Luchí, también afecto a la natación, no trepidó en desnudarse y lanzarse al río con las peores intenciones. Cuando ya había avanzado unos metros en dirección a Lorena, advirtió que no se había sacado el reloj pulsera, por lo cual decidió retroceder hasta el lugar en que había dejado su ropa para depositarlo allí, ya que no era sumergible y le había costado sus buenos guaraníes. Al volver a su punto de partida, y luego de haber puesto el reloj allí a resguardo del agua, con sus prendas, tuvo que volver a transponer unos metros de ribera, muy barrosa a raíz de la última crecida del río.

Con ansias renovadas, caminó por tierra firme hasta llegar a esa parte, donde, súbitamente, un profundo dolor ardiente en los músculos gemelos de la pierna izquierda por poco no le provocó un desmayo. Pateó, sin comprender que era lo que parecía penetrar en su pierna, y esa reacción desesperada empeoró las cosas. Una fuerza lo arrastraba hacia abajo. Haciendo un gran esfuerzo, trató de volver, pero la fuerza que lo arrastraba lo obligó a pedir socorro con gritos estentóreos.

Un vecino de la costa lo escuchó, corrió a ayudarlo –munido de una «fija», rústica lanza de madera que utilizó para ayudar al herido, que sangraba copiosamente– y advirtió cuál era la causa que casi le impedía mover la extremidad izquierda. Había pisado una descomunal raya, o javevýi, que, al sentir el pisotón, reaccionó levantando la cola, armada con una doble púa aserrada, que es su medio de defensa, y la clavó, inmisericorde, en la pierna de nuestro sátiro.

Aunque un poco alejada del lugar, Lorena también escuchó los gritos del frustrado sátiro y de la gente que lo socorría, y, optando por lo más prudente, regresó nadando a la orilla y salió, un poco alejada del grupo, al camino para volver a la seguridad de su casa, evitando de ese modo que las miradas de los empeñados en el auxilio de Luchí se regocijaran recorriéndola.

Fueron pasando los meses después de aquel episodio. Luchí, que había sido precariamente asistido de emergencia por el enfermero del Centro de Salud, estuvo a punto de perder la pierna; trasladado a la capital, en el Hospital de Clínicas se diagnosticó en principio la necesidad de amputársela, por estar contaminada con los venenos que derraman las rayas cuando clavan sus púas de defensa en quienes perturban su descanso en el ygáu provocado por las crecidas del río.

El herido, con nuevos cuidados, logró salvar la pierna, pero le quedó desde entonces una marcada cojera que disminuyó en mucho sus arrestos eróticos, y cuando, con el cambio del régimen político de la República, su papá perdió el cargo que tenía, se esfumaron con ese cargo la influencia y la aceptación entre el sexo opuesto con que hasta entonces había contado su hijo.

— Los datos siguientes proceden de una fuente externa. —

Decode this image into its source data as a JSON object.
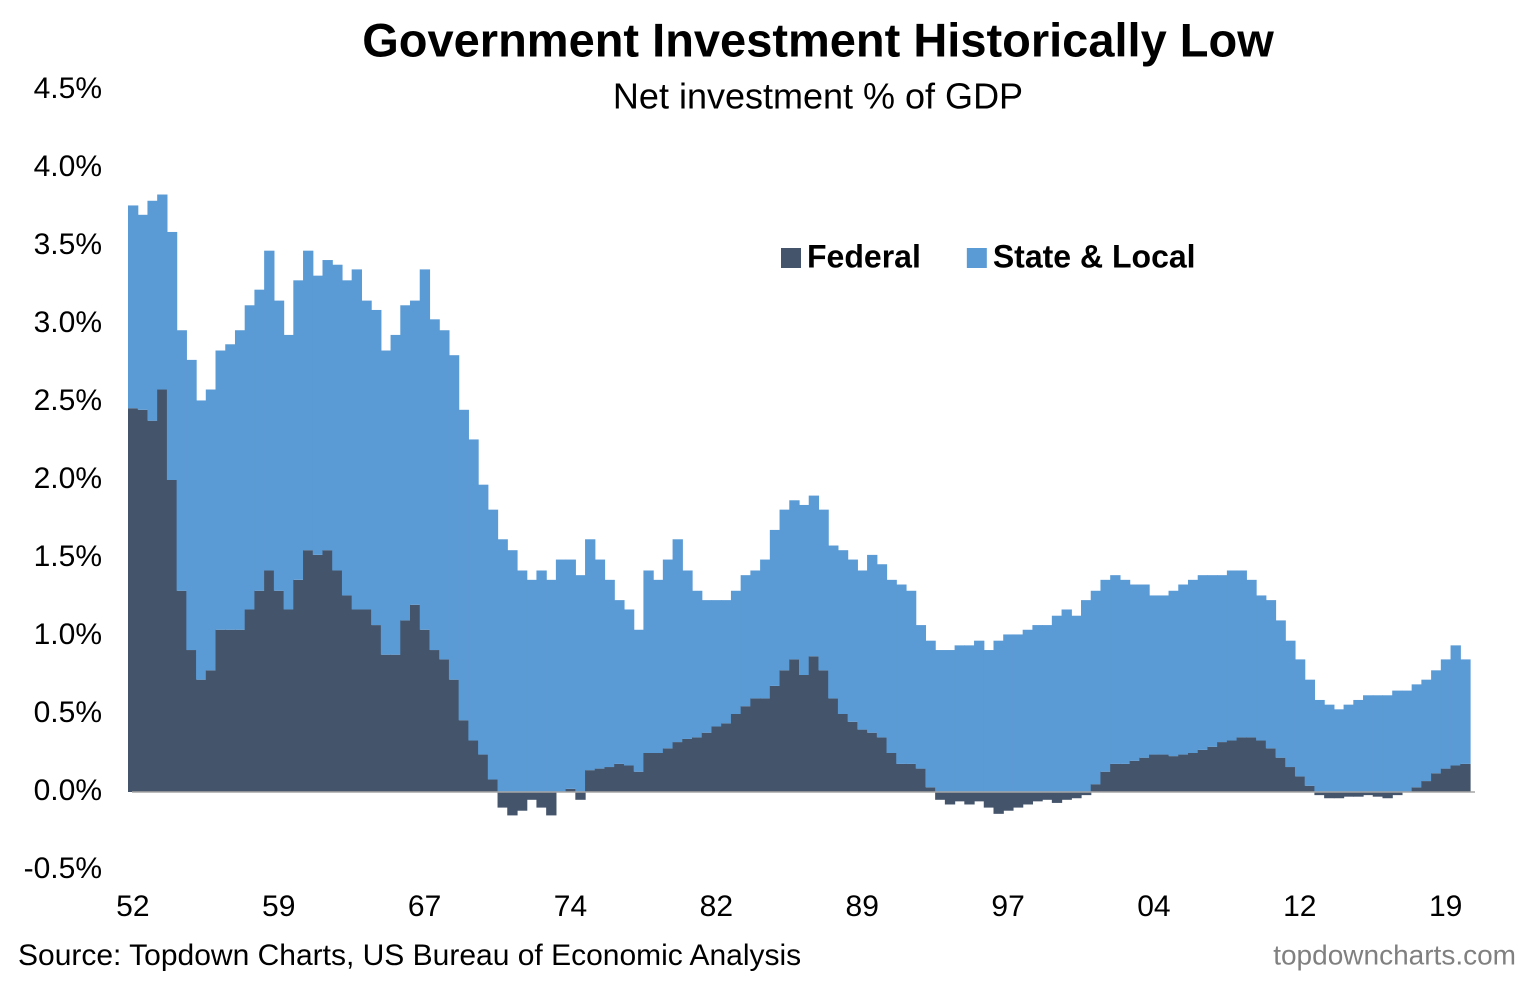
{
  "chart_data": {
    "type": "stacked_bar",
    "title": "Government Investment Historically Low",
    "subtitle": "Net investment % of GDP",
    "source": "Source: Topdown Charts, US Bureau of Economic Analysis",
    "watermark": "topdowncharts.com",
    "categories": [
      "52",
      null,
      null,
      null,
      null,
      null,
      null,
      null,
      null,
      null,
      null,
      null,
      null,
      null,
      null,
      "59",
      null,
      null,
      null,
      null,
      null,
      null,
      null,
      null,
      null,
      null,
      null,
      null,
      null,
      null,
      "67",
      null,
      null,
      null,
      null,
      null,
      null,
      null,
      null,
      null,
      null,
      null,
      null,
      null,
      null,
      "74",
      null,
      null,
      null,
      null,
      null,
      null,
      null,
      null,
      null,
      null,
      null,
      null,
      null,
      null,
      "82",
      null,
      null,
      null,
      null,
      null,
      null,
      null,
      null,
      null,
      null,
      null,
      null,
      null,
      null,
      "89",
      null,
      null,
      null,
      null,
      null,
      null,
      null,
      null,
      null,
      null,
      null,
      null,
      null,
      null,
      "97",
      null,
      null,
      null,
      null,
      null,
      null,
      null,
      null,
      null,
      null,
      null,
      null,
      null,
      null,
      "04",
      null,
      null,
      null,
      null,
      null,
      null,
      null,
      null,
      null,
      null,
      null,
      null,
      null,
      null,
      "12",
      null,
      null,
      null,
      null,
      null,
      null,
      null,
      null,
      null,
      null,
      null,
      null,
      null,
      null,
      "19",
      null,
      null
    ],
    "series": [
      {
        "name": "Federal",
        "color": "#44546a",
        "values": [
          2.46,
          2.45,
          2.38,
          2.58,
          2.0,
          1.29,
          0.91,
          0.72,
          0.78,
          1.04,
          1.04,
          1.04,
          1.17,
          1.29,
          1.42,
          1.29,
          1.17,
          1.36,
          1.55,
          1.52,
          1.55,
          1.42,
          1.26,
          1.17,
          1.17,
          1.07,
          0.88,
          0.88,
          1.1,
          1.2,
          1.04,
          0.91,
          0.85,
          0.72,
          0.46,
          0.33,
          0.24,
          0.08,
          -0.1,
          -0.15,
          -0.12,
          -0.05,
          -0.1,
          -0.15,
          0.0,
          0.02,
          -0.05,
          0.14,
          0.15,
          0.16,
          0.18,
          0.17,
          0.13,
          0.25,
          0.25,
          0.28,
          0.32,
          0.34,
          0.35,
          0.38,
          0.42,
          0.44,
          0.5,
          0.55,
          0.6,
          0.6,
          0.68,
          0.78,
          0.85,
          0.75,
          0.87,
          0.78,
          0.6,
          0.5,
          0.45,
          0.4,
          0.38,
          0.35,
          0.25,
          0.18,
          0.18,
          0.15,
          0.03,
          -0.05,
          -0.08,
          -0.06,
          -0.08,
          -0.06,
          -0.1,
          -0.14,
          -0.12,
          -0.1,
          -0.08,
          -0.06,
          -0.05,
          -0.07,
          -0.05,
          -0.04,
          -0.02,
          0.05,
          0.13,
          0.18,
          0.18,
          0.2,
          0.22,
          0.24,
          0.24,
          0.23,
          0.24,
          0.25,
          0.27,
          0.29,
          0.32,
          0.33,
          0.35,
          0.35,
          0.33,
          0.28,
          0.22,
          0.16,
          0.1,
          0.04,
          -0.02,
          -0.04,
          -0.04,
          -0.03,
          -0.03,
          -0.02,
          -0.03,
          -0.04,
          -0.02,
          0.0,
          0.03,
          0.07,
          0.12,
          0.15,
          0.17,
          0.18
        ]
      },
      {
        "name": "State & Local",
        "color": "#5b9bd5",
        "values": [
          1.3,
          1.25,
          1.41,
          1.25,
          1.59,
          1.67,
          1.86,
          1.79,
          1.8,
          1.79,
          1.83,
          1.92,
          1.95,
          1.93,
          2.05,
          1.86,
          1.76,
          1.92,
          1.92,
          1.79,
          1.86,
          1.96,
          2.02,
          2.18,
          1.98,
          2.02,
          1.95,
          2.05,
          2.02,
          1.95,
          2.31,
          2.12,
          2.11,
          2.08,
          1.99,
          1.93,
          1.73,
          1.73,
          1.62,
          1.55,
          1.42,
          1.36,
          1.42,
          1.36,
          1.49,
          1.47,
          1.39,
          1.48,
          1.34,
          1.2,
          1.05,
          1.0,
          0.91,
          1.17,
          1.11,
          1.21,
          1.3,
          1.08,
          0.94,
          0.85,
          0.81,
          0.79,
          0.79,
          0.84,
          0.82,
          0.89,
          1.0,
          1.03,
          1.02,
          1.09,
          1.03,
          1.03,
          0.98,
          1.05,
          1.04,
          1.02,
          1.14,
          1.11,
          1.11,
          1.15,
          1.11,
          0.92,
          0.94,
          0.91,
          0.91,
          0.94,
          0.94,
          0.97,
          0.91,
          0.97,
          1.01,
          1.01,
          1.04,
          1.07,
          1.07,
          1.13,
          1.17,
          1.13,
          1.23,
          1.24,
          1.23,
          1.21,
          1.18,
          1.13,
          1.11,
          1.02,
          1.02,
          1.06,
          1.09,
          1.11,
          1.12,
          1.1,
          1.07,
          1.09,
          1.07,
          1.01,
          0.93,
          0.95,
          0.88,
          0.81,
          0.75,
          0.68,
          0.59,
          0.56,
          0.53,
          0.56,
          0.59,
          0.62,
          0.62,
          0.62,
          0.65,
          0.65,
          0.66,
          0.65,
          0.66,
          0.7,
          0.77,
          0.67
        ]
      }
    ],
    "ylim": [
      -0.5,
      4.5
    ],
    "yticks": [
      {
        "value": -0.5,
        "label": "-0.5%"
      },
      {
        "value": 0,
        "label": "0.0%"
      },
      {
        "value": 0.5,
        "label": "0.5%"
      },
      {
        "value": 1,
        "label": "1.0%"
      },
      {
        "value": 1.5,
        "label": "1.5%"
      },
      {
        "value": 2,
        "label": "2.0%"
      },
      {
        "value": 2.5,
        "label": "2.5%"
      },
      {
        "value": 3,
        "label": "3.0%"
      },
      {
        "value": 3.5,
        "label": "3.5%"
      },
      {
        "value": 4,
        "label": "4.0%"
      },
      {
        "value": 4.5,
        "label": "4.5%"
      }
    ],
    "grid": false
  }
}
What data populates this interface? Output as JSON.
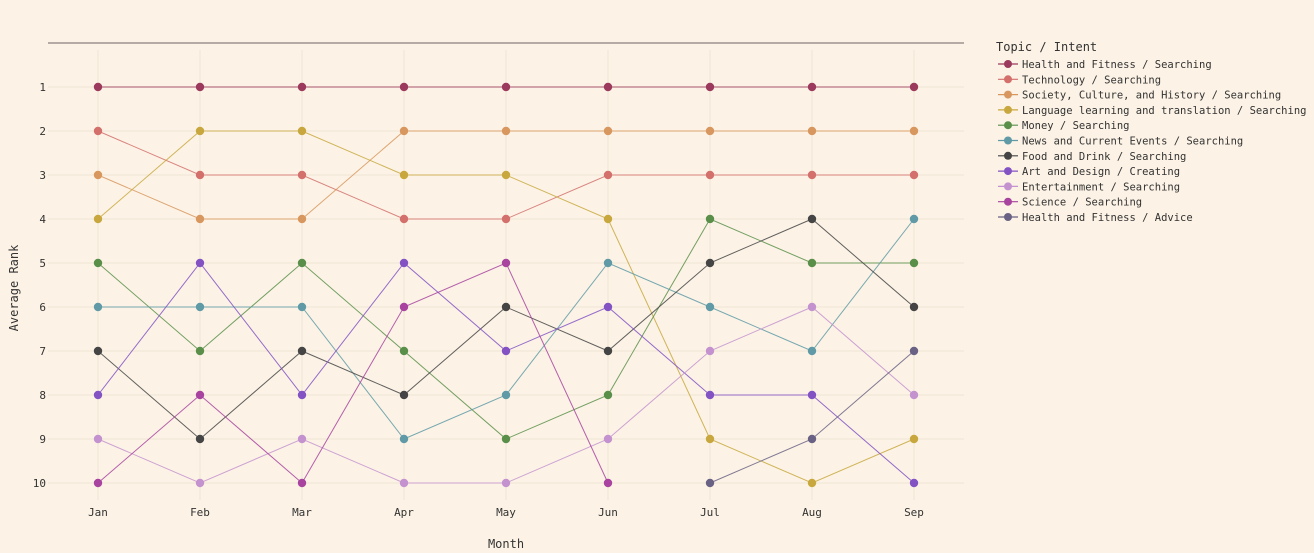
{
  "chart_data": {
    "type": "line",
    "title": "",
    "xlabel": "Month",
    "ylabel": "Average Rank",
    "ylim": [
      10,
      1
    ],
    "y_inverted": true,
    "y_ticks": [
      1,
      2,
      3,
      4,
      5,
      6,
      7,
      8,
      9,
      10
    ],
    "grid": true,
    "legend_title": "Topic / Intent",
    "legend_position": "right",
    "categories": [
      "Jan",
      "Feb",
      "Mar",
      "Apr",
      "May",
      "Jun",
      "Jul",
      "Aug",
      "Sep"
    ],
    "series": [
      {
        "name": "Health and Fitness / Searching",
        "color": "#9b3a5c",
        "values": [
          1,
          1,
          1,
          1,
          1,
          1,
          1,
          1,
          1
        ]
      },
      {
        "name": "Technology / Searching",
        "color": "#d4706c",
        "values": [
          2,
          3,
          3,
          4,
          4,
          3,
          3,
          3,
          3
        ]
      },
      {
        "name": "Society, Culture, and History / Searching",
        "color": "#d8975e",
        "values": [
          3,
          4,
          4,
          2,
          2,
          2,
          2,
          2,
          2
        ]
      },
      {
        "name": "Language learning and translation / Searching",
        "color": "#c8a83e",
        "values": [
          4,
          2,
          2,
          3,
          3,
          4,
          9,
          10,
          9
        ]
      },
      {
        "name": "Money / Searching",
        "color": "#5a8f4a",
        "values": [
          5,
          7,
          5,
          7,
          9,
          8,
          4,
          5,
          5
        ]
      },
      {
        "name": "News and Current Events / Searching",
        "color": "#5f9aa6",
        "values": [
          6,
          6,
          6,
          9,
          8,
          5,
          6,
          7,
          4
        ]
      },
      {
        "name": "Food and Drink / Searching",
        "color": "#454545",
        "values": [
          7,
          9,
          7,
          8,
          6,
          7,
          5,
          4,
          6
        ]
      },
      {
        "name": "Art and Design / Creating",
        "color": "#8353c4",
        "values": [
          8,
          5,
          8,
          5,
          7,
          6,
          8,
          8,
          10
        ]
      },
      {
        "name": "Entertainment / Searching",
        "color": "#c493cf",
        "values": [
          9,
          10,
          9,
          10,
          10,
          9,
          7,
          6,
          8
        ]
      },
      {
        "name": "Science / Searching",
        "color": "#a8439f",
        "values": [
          10,
          8,
          10,
          6,
          5,
          10,
          null,
          null,
          null
        ]
      },
      {
        "name": "Health and Fitness / Advice",
        "color": "#6a6284",
        "values": [
          null,
          null,
          null,
          null,
          null,
          null,
          10,
          9,
          7
        ]
      }
    ]
  }
}
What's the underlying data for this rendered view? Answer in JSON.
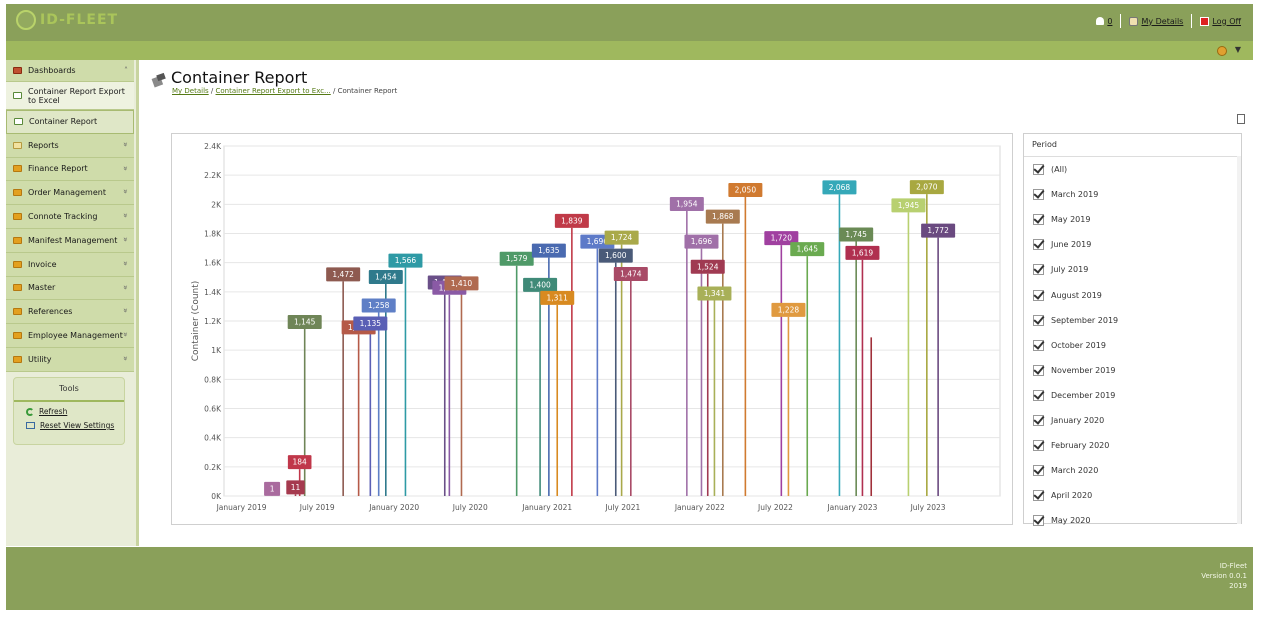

Lorena, mientras tanto, se puso de novia y luego se casó con el contador del banco, lo que resultó ser una feliz decisión.

El sátiro no pasó de la raya, y tampoco pudo, por ende, pasarse de la raya, y el pez, muerto a lanzazos, fue devorado en fracciones fritas que hicieron las delicias de todos aquellos que se habían acercado a ayudar al frustrado fauno.